Central Nervous System Reactions

• These are characterized by excitation and/or depression.
• Restlessness, anxiety, dizziness, tinnitus, blurred vision, or tremors may occur, possibly proceeding to convulsions. However, excitement may be transient or absent, with depression being the first manifestation of an adverse reaction. This may quickly be followed by drowsiness merging into unconsciousness and respiratory arrest. Other central nervous system effects may be nausea, vomiting, chills, and constriction of the pupils.
• The incidence of convulsions associated with the use of local anesthetics varies with the procedure used and the total dose administered.
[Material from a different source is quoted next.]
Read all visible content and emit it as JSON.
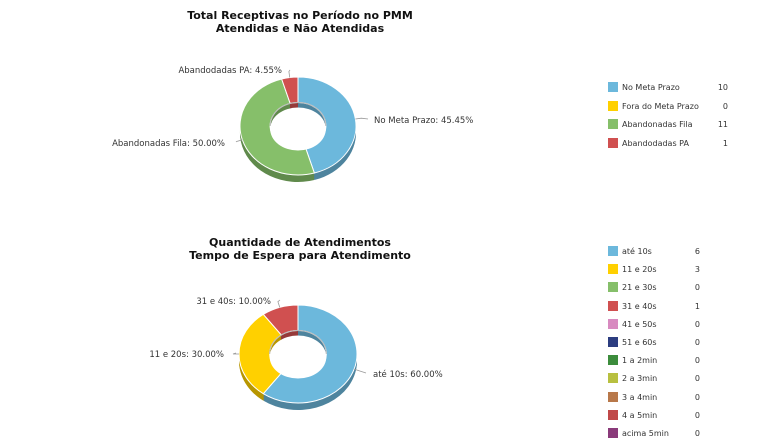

In a survey of studies of epidural anesthesia, overt toxicity progressing to convulsions occurred in approximately 0.1% of local anesthetic administrations.
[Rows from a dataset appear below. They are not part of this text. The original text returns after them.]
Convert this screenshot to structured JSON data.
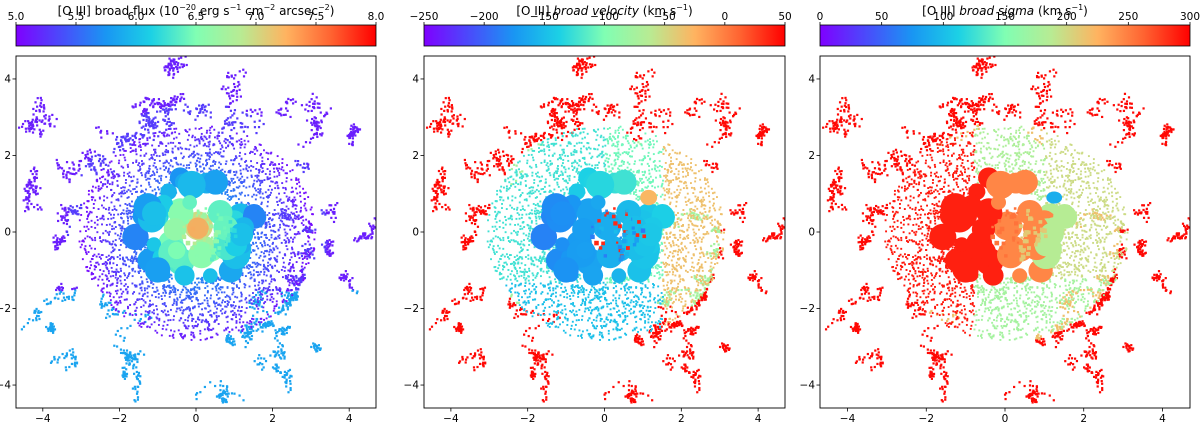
{
  "chart_data": [
    {
      "type": "heatmap",
      "colorbar": {
        "title_prefix": "[O III] broad flux (10",
        "title_exp1": "−20",
        "title_mid": " erg s",
        "title_exp2": "−1",
        "title_mid2": " cm",
        "title_exp3": "−2",
        "title_mid3": " arcsec",
        "title_exp4": "−2",
        "title_suffix": ")",
        "range": [
          5.0,
          8.0
        ],
        "ticks": [
          "5.0",
          "5.5",
          "6.0",
          "6.5",
          "7.0",
          "7.5",
          "8.0"
        ],
        "tick_values": [
          5.0,
          5.5,
          6.0,
          6.5,
          7.0,
          7.5,
          8.0
        ],
        "colormap": "rainbow"
      },
      "x_ticks": [
        "−4",
        "−2",
        "0",
        "2",
        "4"
      ],
      "y_ticks": [
        "4",
        "2",
        "0",
        "−2",
        "−4"
      ],
      "xlim": [
        -4.7,
        4.7
      ],
      "ylim": [
        -4.6,
        4.6
      ],
      "pattern": "flux"
    },
    {
      "type": "heatmap",
      "colorbar": {
        "title_prefix": "[O III] ",
        "title_italic": "broad velocity",
        "title_mid": " (km s",
        "title_exp1": "−1",
        "title_suffix": ")",
        "range": [
          -250,
          50
        ],
        "ticks": [
          "−250",
          "−200",
          "−150",
          "−100",
          "−50",
          "0",
          "50"
        ],
        "tick_values": [
          -250,
          -200,
          -150,
          -100,
          -50,
          0,
          50
        ],
        "colormap": "rainbow"
      },
      "x_ticks": [
        "−4",
        "−2",
        "0",
        "2",
        "4"
      ],
      "y_ticks": [
        "4",
        "2",
        "0",
        "−2",
        "−4"
      ],
      "xlim": [
        -4.7,
        4.7
      ],
      "ylim": [
        -4.6,
        4.6
      ],
      "pattern": "velocity"
    },
    {
      "type": "heatmap",
      "colorbar": {
        "title_prefix": "[O III] ",
        "title_italic": "broad sigma",
        "title_mid": " (km s",
        "title_exp1": "−1",
        "title_suffix": ")",
        "range": [
          0,
          300
        ],
        "ticks": [
          "0",
          "50",
          "100",
          "150",
          "200",
          "250",
          "300"
        ],
        "tick_values": [
          0,
          50,
          100,
          150,
          200,
          250,
          300
        ],
        "colormap": "rainbow"
      },
      "x_ticks": [
        "−4",
        "−2",
        "0",
        "2",
        "4"
      ],
      "y_ticks": [
        "4",
        "2",
        "0",
        "−2",
        "−4"
      ],
      "xlim": [
        -4.7,
        4.7
      ],
      "ylim": [
        -4.6,
        4.6
      ],
      "pattern": "sigma"
    }
  ]
}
Cardiovascular System Reactions

• High doses or unintentional intravascular injection may lead to high plasma levels and
  • related depression of the myocardium,
  • decreased cardiac output,
  • heartblock,
  • hypotension,
  • bradycardia,
  • ventricular arrhythmias, including
    • ventricular tachycardia and ventricular fibrillation, and
    • cardiac arrest.

Allergic

• Allergic-type reactions are rare and may occur as a result of sensitivity to the local anesthetic or to other formulation ingredients, such as the antimicrobial preservative methylparaben contained in multiple-dose vials or sulfites in epinephrine-containing solutions.
• These reactions are characterized by signs such as
  • urticaria,
  •  pruritus,
  • erythema,
  • angioneurotic edema (including laryngeal edema),
  • tachycardia,
  • sneezing,
  • nausea,
  • vomiting,
  • dizziness,
  • syncope,
  •  excessive sweating,
  • elevated temperature, and possibly,
  • anaphylactoid-like symptomatology (including severe hypotension).
• Cross sensitivity among members of the amide-type local anesthetic group has been reported. The usefulness of screening for sensitivity has not been definitely established.

Neurologic

• The incidences of adverse neurologic reactions associated with the use of local anesthetics may be related to the total dose of local anesthetic administered and are also dependent upon the particular drug used, the route of administration, and the physical status of the patient. Many of these effects may be related to local anesthetic techniques, with or without a contribution from the drug.
• In the practice of caudal or lumbar epidural block, occasional unintentional penetration of the subarachnoid space by the catheter or needle may occur.
• Subsequent adverse effects may depend partially on the amount of drug administered intrathecally and the physiological and physical effects of a dural puncture.
• A high spinal is characterized by paralysis of the legs, loss of consciousness, respiratory paralysis, and bradycardia.
• Neurologic effects following epidural or caudal anesthesia may include
  • spinal block of varying magnitude (including high or total spinal block);
  • hypotension secondary to spinal block;
  • urinary retention;
  • fecal and urinary incontinence;
  • loss of perineal sensation and sexual function;
  • persistent anesthesia, paresthesia, weakness, paralysis of the lower extremities and loss of sphincter control all of which may have slow, incomplete, or no recovery;
  • headache;
  • backache;
  • septic meningitis;
  • meningismus;
  • slowing of labor;
  • increased incidence of forceps delivery; and
  • cranial nerve palsies due to traction on nerves from loss of cerebrospinal fluid.
• Neurologic effects following other procedures or routes of administration may include persistent anesthesia, paresthesia, weakness, paralysis, all of which may have slow, incomplete, or no recovery.

Clinically Significant Drug Interactions

• The administration of local anesthetic solutions containing epinephrine or norepinephrine to patients receiving monoamine oxidase inhibitors or tricyclic antidepressants may produce severe, prolonged hypertension. Concurrent use of these agents should generally be avoided. In situations when concurrent therapy is necessary, careful patient monitoring is essential.
• Concurrent administration of vasopressor drugs and of ergot-type oxytocic drugs may cause severe, persistent hypertension or cerebrovascular accidents.
• Phenothiazines and butyrophenones may reduce or reverse the pressor effect of epinephrine.